HNA, which emerged from restructuring earlier this year after its billionaire chairman was detained last September, countered that SL Green had failed to line up a replacement for 245 Park Avenue’s anchor tenant, Major League Baseball, despite the sports organisation announcing its planned relocation five years earlier. The Chinese group has sought to remove SL Green as manager of the 1967-vintage property over the latter’s objections.
Adrift Overseas
HNA serves as landlord to a roster of heavyweights at 245 Park Avenue, with private equity firm Angelo Gordon making its headquarters in 98,095 square feet (9,113 square metres) of the 1.7 million square foot office tower. Other high-finance tenants in the building include Ares Management, JP Morgan Chase and Societe Generale.
Major League Baseball, the world’s biggest association in the sport, vacated its 245 Park Avenue space and moved into a new 315,000 square foot headquarters at 1271 Avenue of the Americas, a 48-storey tower owned by the Rockefeller Group, in early 2020.
The once-highflying HNA bought 245 Park Avenue in 2017 from a joint venture of Brookfield Property Partners and the New York State Teachers’ Retirement System for a reported $2.21 billion. The deal gave the conglomerate its third Manhattan asset after purchasing a 90 percent stake in 1180 Avenue of the Americas from Carlyle Group in 2011 and acquiring 850 Third Avenue for $463 million in 2016.
As HNA came under pressure from a growing debt pile and declining access to credit back home, the group sold 1180 Avenue of the Americas to property firm Northwood Investors for $305 million in 2018 and unloaded 850 Third Avenue at a $41 million loss to local investor Jacob Chetrit and his sons in 2019.
The Chinese conglomerate, best known for establishing Hainan Airlines as the mainland’s first privately held carrier, also owns a skyscraper at 181 West Madison Street in Chicago’s famed Loop business district.
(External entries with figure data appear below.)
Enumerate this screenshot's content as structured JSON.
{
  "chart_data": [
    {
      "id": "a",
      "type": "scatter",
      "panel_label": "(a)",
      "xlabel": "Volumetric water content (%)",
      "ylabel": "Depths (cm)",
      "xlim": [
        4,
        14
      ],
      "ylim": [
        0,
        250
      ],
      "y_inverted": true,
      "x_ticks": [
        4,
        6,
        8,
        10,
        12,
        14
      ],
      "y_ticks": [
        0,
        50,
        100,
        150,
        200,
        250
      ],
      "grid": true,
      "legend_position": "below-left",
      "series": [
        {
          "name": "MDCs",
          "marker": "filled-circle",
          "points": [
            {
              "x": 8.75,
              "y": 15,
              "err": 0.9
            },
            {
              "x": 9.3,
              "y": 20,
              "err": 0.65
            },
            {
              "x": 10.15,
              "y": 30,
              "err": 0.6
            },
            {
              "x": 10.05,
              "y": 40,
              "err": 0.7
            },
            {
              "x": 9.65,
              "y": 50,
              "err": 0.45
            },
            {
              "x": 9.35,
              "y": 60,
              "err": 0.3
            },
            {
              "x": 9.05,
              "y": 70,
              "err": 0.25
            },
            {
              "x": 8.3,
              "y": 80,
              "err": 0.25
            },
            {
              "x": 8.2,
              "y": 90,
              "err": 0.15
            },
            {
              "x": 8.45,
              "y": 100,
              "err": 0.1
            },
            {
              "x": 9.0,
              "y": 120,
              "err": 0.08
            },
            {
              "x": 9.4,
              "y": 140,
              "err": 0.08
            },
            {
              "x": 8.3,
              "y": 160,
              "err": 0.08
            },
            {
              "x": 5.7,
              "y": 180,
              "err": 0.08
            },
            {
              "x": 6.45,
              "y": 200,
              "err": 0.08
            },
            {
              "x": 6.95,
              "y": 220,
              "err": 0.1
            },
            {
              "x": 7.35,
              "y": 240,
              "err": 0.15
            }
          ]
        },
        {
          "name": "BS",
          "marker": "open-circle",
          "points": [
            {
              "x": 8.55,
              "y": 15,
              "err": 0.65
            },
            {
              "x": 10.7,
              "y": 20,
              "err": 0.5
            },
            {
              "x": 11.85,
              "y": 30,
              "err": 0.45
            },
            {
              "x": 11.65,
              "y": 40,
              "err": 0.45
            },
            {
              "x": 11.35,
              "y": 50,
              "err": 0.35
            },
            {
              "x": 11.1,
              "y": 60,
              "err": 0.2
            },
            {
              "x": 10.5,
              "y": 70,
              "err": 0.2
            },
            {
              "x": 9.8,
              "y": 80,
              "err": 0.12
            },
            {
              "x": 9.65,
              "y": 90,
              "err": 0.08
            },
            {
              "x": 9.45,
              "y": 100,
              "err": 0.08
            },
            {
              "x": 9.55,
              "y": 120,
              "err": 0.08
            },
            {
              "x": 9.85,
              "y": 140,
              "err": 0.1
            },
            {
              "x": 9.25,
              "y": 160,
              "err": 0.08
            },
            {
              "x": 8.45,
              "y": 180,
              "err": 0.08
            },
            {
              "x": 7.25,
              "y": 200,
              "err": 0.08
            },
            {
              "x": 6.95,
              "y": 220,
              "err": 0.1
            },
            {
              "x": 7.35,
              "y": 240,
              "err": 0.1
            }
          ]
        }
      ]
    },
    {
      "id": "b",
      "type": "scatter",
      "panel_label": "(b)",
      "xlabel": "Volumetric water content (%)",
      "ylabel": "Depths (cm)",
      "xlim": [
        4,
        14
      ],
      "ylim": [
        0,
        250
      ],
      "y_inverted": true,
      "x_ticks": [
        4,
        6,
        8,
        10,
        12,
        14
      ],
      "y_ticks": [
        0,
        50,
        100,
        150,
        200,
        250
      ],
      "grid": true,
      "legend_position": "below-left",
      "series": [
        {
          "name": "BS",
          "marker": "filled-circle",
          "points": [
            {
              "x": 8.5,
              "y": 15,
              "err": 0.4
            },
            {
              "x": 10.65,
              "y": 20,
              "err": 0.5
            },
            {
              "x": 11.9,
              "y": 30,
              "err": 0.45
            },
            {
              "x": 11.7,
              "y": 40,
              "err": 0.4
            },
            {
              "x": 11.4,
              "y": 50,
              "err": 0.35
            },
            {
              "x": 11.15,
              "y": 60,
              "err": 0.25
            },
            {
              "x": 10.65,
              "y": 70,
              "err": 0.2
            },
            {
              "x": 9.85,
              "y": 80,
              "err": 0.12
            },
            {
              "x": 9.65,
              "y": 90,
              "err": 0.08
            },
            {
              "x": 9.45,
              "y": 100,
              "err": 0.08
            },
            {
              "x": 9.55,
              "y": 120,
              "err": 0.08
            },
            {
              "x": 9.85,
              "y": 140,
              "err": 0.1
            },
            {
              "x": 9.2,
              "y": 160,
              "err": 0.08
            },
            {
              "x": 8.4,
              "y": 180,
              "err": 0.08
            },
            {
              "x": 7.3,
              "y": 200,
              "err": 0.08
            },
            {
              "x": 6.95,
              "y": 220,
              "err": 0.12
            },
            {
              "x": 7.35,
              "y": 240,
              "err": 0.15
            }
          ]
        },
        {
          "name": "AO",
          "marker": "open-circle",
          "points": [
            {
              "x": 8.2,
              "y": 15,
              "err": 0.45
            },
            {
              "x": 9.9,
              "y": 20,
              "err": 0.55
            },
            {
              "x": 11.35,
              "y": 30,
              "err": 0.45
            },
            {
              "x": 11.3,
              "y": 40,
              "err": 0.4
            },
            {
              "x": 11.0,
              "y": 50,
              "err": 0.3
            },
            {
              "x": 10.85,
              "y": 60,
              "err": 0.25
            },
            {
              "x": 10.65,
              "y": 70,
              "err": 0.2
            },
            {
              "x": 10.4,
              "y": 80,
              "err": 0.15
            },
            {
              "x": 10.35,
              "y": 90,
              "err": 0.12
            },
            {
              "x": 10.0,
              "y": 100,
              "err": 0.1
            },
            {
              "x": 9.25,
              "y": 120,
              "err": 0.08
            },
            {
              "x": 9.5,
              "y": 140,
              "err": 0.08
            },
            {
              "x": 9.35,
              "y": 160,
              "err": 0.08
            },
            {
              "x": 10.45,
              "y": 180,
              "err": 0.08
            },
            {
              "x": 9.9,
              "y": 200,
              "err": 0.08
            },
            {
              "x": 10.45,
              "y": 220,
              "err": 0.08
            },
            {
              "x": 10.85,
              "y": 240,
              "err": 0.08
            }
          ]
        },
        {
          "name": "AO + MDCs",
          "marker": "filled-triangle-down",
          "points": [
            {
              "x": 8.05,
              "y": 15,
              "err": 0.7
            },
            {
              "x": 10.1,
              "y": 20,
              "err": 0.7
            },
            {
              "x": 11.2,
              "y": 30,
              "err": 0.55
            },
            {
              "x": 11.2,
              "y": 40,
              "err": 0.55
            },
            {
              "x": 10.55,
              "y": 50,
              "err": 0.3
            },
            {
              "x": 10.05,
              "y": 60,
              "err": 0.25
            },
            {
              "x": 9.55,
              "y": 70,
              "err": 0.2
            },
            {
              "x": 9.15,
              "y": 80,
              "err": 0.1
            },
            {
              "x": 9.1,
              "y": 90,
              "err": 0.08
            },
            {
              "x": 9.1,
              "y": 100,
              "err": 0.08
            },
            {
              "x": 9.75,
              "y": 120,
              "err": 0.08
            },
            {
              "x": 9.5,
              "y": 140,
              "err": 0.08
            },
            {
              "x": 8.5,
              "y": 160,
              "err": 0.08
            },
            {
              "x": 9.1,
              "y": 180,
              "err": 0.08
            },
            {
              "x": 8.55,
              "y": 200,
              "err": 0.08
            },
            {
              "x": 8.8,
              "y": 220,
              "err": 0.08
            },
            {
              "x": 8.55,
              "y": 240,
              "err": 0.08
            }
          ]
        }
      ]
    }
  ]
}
HNA purchased the 50-storey office tower for nearly $360 million from CBRE Global Investors in 2017.
Property of the State
Hainan-based HNA Group, which declared bankruptcy in 2021 after struggling to pay off debts that once totalled over $100 billion, has undergone a state-directed restructuring that prefigured similar efforts to straighten out China Evergrande and other cash-strapped mainland developers.
HNA’s profligate spending led to it becoming one of four companies targeted by mainland regulators in 2017, as China became concerned over “systemic risk” posed by outsized overseas investments.
Chinese authorities termed the group and its cohort “grey rhinos” for the slow-moving hazard they posed to the company’s financial system in a country where tight control of the markets practically rules out black swan events.
The bad blood came to a head last September when authorities detained chairman Chen Feng and chief executive Adam Tan for suspected crimes. HNA, which has been controlled by Hainan government officials since early 2020, had announced just a week earlier that it would split into four new business units under a reorganisation plan, effectively wiping out the company’s existing shareholders.